Em 1996 foi contra a Contribuição Provisória sobre Movimentação Financeira (CPMF), fonte suplementar de recursos para o Ministério da Saúde. Em outubro, candidatou-se novamente à prefeitura de Patos de Minas, desta vez sem sucesso.

Em fevereiro de 1997, manifestou-se sobre as desvantagens da chamada economia informal, prejudicial ao governo devido à quebra da arrecadação; à mão-de-obra em virtude da perda das garantias trabalhistas; e às empresas, cuja alta rotatividade acarreta cada vez menos eficiência. Como alternativa propôs a equiparação dos autônomos e ambulantes em microempresas, aos quais se cobrariam tributos em troca de direitos previdenciários. Todavia, votou a favor da emenda constitucional que aboliu a estabilidade dos servidores públicos e pela reeleição dos detentores de cargos executivos — prefeitos, governadores e presidente da República.

No ano legislativo de 1998 apoiou a reforma da Previdência que estabeleceu o teto salarial de 1.200 reais, para a aposentadoria dos funcionários públicos, e fixou idade e tempo de contribuição mínimos, para os trabalhadores do setor privado.

Reeleito no pleito de outubro de 1998 pela legenda do PMDB mineiro, iniciou o segundo mandato federal em fevereiro de 1999 e tornou-se vice-líder do partido. Deixou a Câmara em janeiro de 2003, após ter obtido uma suplência no pleito de outubro do ano anterior. Nas eleições de 2004, mais uma vez, foi eleito, prefeito de Pato de Minas agora na legenda do Partido Progressista (PP).
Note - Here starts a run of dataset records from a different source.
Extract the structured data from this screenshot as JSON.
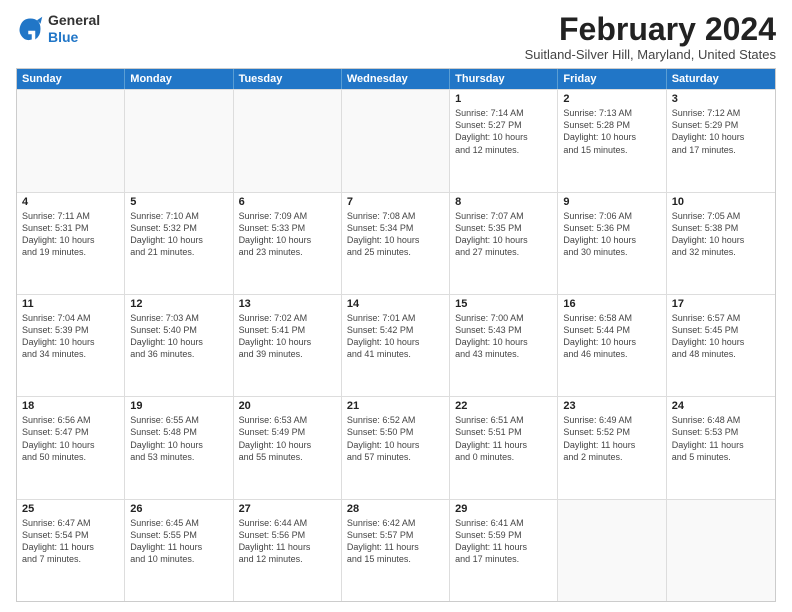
{
  "header": {
    "logo": {
      "line1": "General",
      "line2": "Blue"
    },
    "title": "February 2024",
    "location": "Suitland-Silver Hill, Maryland, United States"
  },
  "calendar": {
    "days_of_week": [
      "Sunday",
      "Monday",
      "Tuesday",
      "Wednesday",
      "Thursday",
      "Friday",
      "Saturday"
    ],
    "rows": [
      [
        {
          "day": "",
          "info": "",
          "empty": true
        },
        {
          "day": "",
          "info": "",
          "empty": true
        },
        {
          "day": "",
          "info": "",
          "empty": true
        },
        {
          "day": "",
          "info": "",
          "empty": true
        },
        {
          "day": "1",
          "info": "Sunrise: 7:14 AM\nSunset: 5:27 PM\nDaylight: 10 hours\nand 12 minutes.",
          "empty": false
        },
        {
          "day": "2",
          "info": "Sunrise: 7:13 AM\nSunset: 5:28 PM\nDaylight: 10 hours\nand 15 minutes.",
          "empty": false
        },
        {
          "day": "3",
          "info": "Sunrise: 7:12 AM\nSunset: 5:29 PM\nDaylight: 10 hours\nand 17 minutes.",
          "empty": false
        }
      ],
      [
        {
          "day": "4",
          "info": "Sunrise: 7:11 AM\nSunset: 5:31 PM\nDaylight: 10 hours\nand 19 minutes.",
          "empty": false
        },
        {
          "day": "5",
          "info": "Sunrise: 7:10 AM\nSunset: 5:32 PM\nDaylight: 10 hours\nand 21 minutes.",
          "empty": false
        },
        {
          "day": "6",
          "info": "Sunrise: 7:09 AM\nSunset: 5:33 PM\nDaylight: 10 hours\nand 23 minutes.",
          "empty": false
        },
        {
          "day": "7",
          "info": "Sunrise: 7:08 AM\nSunset: 5:34 PM\nDaylight: 10 hours\nand 25 minutes.",
          "empty": false
        },
        {
          "day": "8",
          "info": "Sunrise: 7:07 AM\nSunset: 5:35 PM\nDaylight: 10 hours\nand 27 minutes.",
          "empty": false
        },
        {
          "day": "9",
          "info": "Sunrise: 7:06 AM\nSunset: 5:36 PM\nDaylight: 10 hours\nand 30 minutes.",
          "empty": false
        },
        {
          "day": "10",
          "info": "Sunrise: 7:05 AM\nSunset: 5:38 PM\nDaylight: 10 hours\nand 32 minutes.",
          "empty": false
        }
      ],
      [
        {
          "day": "11",
          "info": "Sunrise: 7:04 AM\nSunset: 5:39 PM\nDaylight: 10 hours\nand 34 minutes.",
          "empty": false
        },
        {
          "day": "12",
          "info": "Sunrise: 7:03 AM\nSunset: 5:40 PM\nDaylight: 10 hours\nand 36 minutes.",
          "empty": false
        },
        {
          "day": "13",
          "info": "Sunrise: 7:02 AM\nSunset: 5:41 PM\nDaylight: 10 hours\nand 39 minutes.",
          "empty": false
        },
        {
          "day": "14",
          "info": "Sunrise: 7:01 AM\nSunset: 5:42 PM\nDaylight: 10 hours\nand 41 minutes.",
          "empty": false
        },
        {
          "day": "15",
          "info": "Sunrise: 7:00 AM\nSunset: 5:43 PM\nDaylight: 10 hours\nand 43 minutes.",
          "empty": false
        },
        {
          "day": "16",
          "info": "Sunrise: 6:58 AM\nSunset: 5:44 PM\nDaylight: 10 hours\nand 46 minutes.",
          "empty": false
        },
        {
          "day": "17",
          "info": "Sunrise: 6:57 AM\nSunset: 5:45 PM\nDaylight: 10 hours\nand 48 minutes.",
          "empty": false
        }
      ],
      [
        {
          "day": "18",
          "info": "Sunrise: 6:56 AM\nSunset: 5:47 PM\nDaylight: 10 hours\nand 50 minutes.",
          "empty": false
        },
        {
          "day": "19",
          "info": "Sunrise: 6:55 AM\nSunset: 5:48 PM\nDaylight: 10 hours\nand 53 minutes.",
          "empty": false
        },
        {
          "day": "20",
          "info": "Sunrise: 6:53 AM\nSunset: 5:49 PM\nDaylight: 10 hours\nand 55 minutes.",
          "empty": false
        },
        {
          "day": "21",
          "info": "Sunrise: 6:52 AM\nSunset: 5:50 PM\nDaylight: 10 hours\nand 57 minutes.",
          "empty": false
        },
        {
          "day": "22",
          "info": "Sunrise: 6:51 AM\nSunset: 5:51 PM\nDaylight: 11 hours\nand 0 minutes.",
          "empty": false
        },
        {
          "day": "23",
          "info": "Sunrise: 6:49 AM\nSunset: 5:52 PM\nDaylight: 11 hours\nand 2 minutes.",
          "empty": false
        },
        {
          "day": "24",
          "info": "Sunrise: 6:48 AM\nSunset: 5:53 PM\nDaylight: 11 hours\nand 5 minutes.",
          "empty": false
        }
      ],
      [
        {
          "day": "25",
          "info": "Sunrise: 6:47 AM\nSunset: 5:54 PM\nDaylight: 11 hours\nand 7 minutes.",
          "empty": false
        },
        {
          "day": "26",
          "info": "Sunrise: 6:45 AM\nSunset: 5:55 PM\nDaylight: 11 hours\nand 10 minutes.",
          "empty": false
        },
        {
          "day": "27",
          "info": "Sunrise: 6:44 AM\nSunset: 5:56 PM\nDaylight: 11 hours\nand 12 minutes.",
          "empty": false
        },
        {
          "day": "28",
          "info": "Sunrise: 6:42 AM\nSunset: 5:57 PM\nDaylight: 11 hours\nand 15 minutes.",
          "empty": false
        },
        {
          "day": "29",
          "info": "Sunrise: 6:41 AM\nSunset: 5:59 PM\nDaylight: 11 hours\nand 17 minutes.",
          "empty": false
        },
        {
          "day": "",
          "info": "",
          "empty": true
        },
        {
          "day": "",
          "info": "",
          "empty": true
        }
      ]
    ]
  }
}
Empossado em janeiro de 2009, permaneceu até o final do mandato em janeiro de 2009 sem que houvesse disputado a reeleição em outubro anterior. Ainda em 2009, tornou-se superintendente federal do Ministério da Agricultura, Pecuária e Abastecimento em Minas Gerais.

Antônio do Vale formou-se pela Faculdade de Direito do Oeste de Minas.

Casou-se com Marília de Almeida Correia Ramos, com quem teve três filhas.

 

FONTES: CÂM. DEP. Deputados brasileiros. Repertório (1995-1999); Folha de S. Paulo (15/5 e 3/6/96, 18/2/97 e 6/11/98); Olho no Congresso/Folha de S. Paulo (31/1/95, 14/1/96, 30/1/97 e 5/2/98); Olho no voto/Folha de S. Paulo (29/9/98); Portal da prefeitura de Poços de Caldas TSE; (Eleições 2004).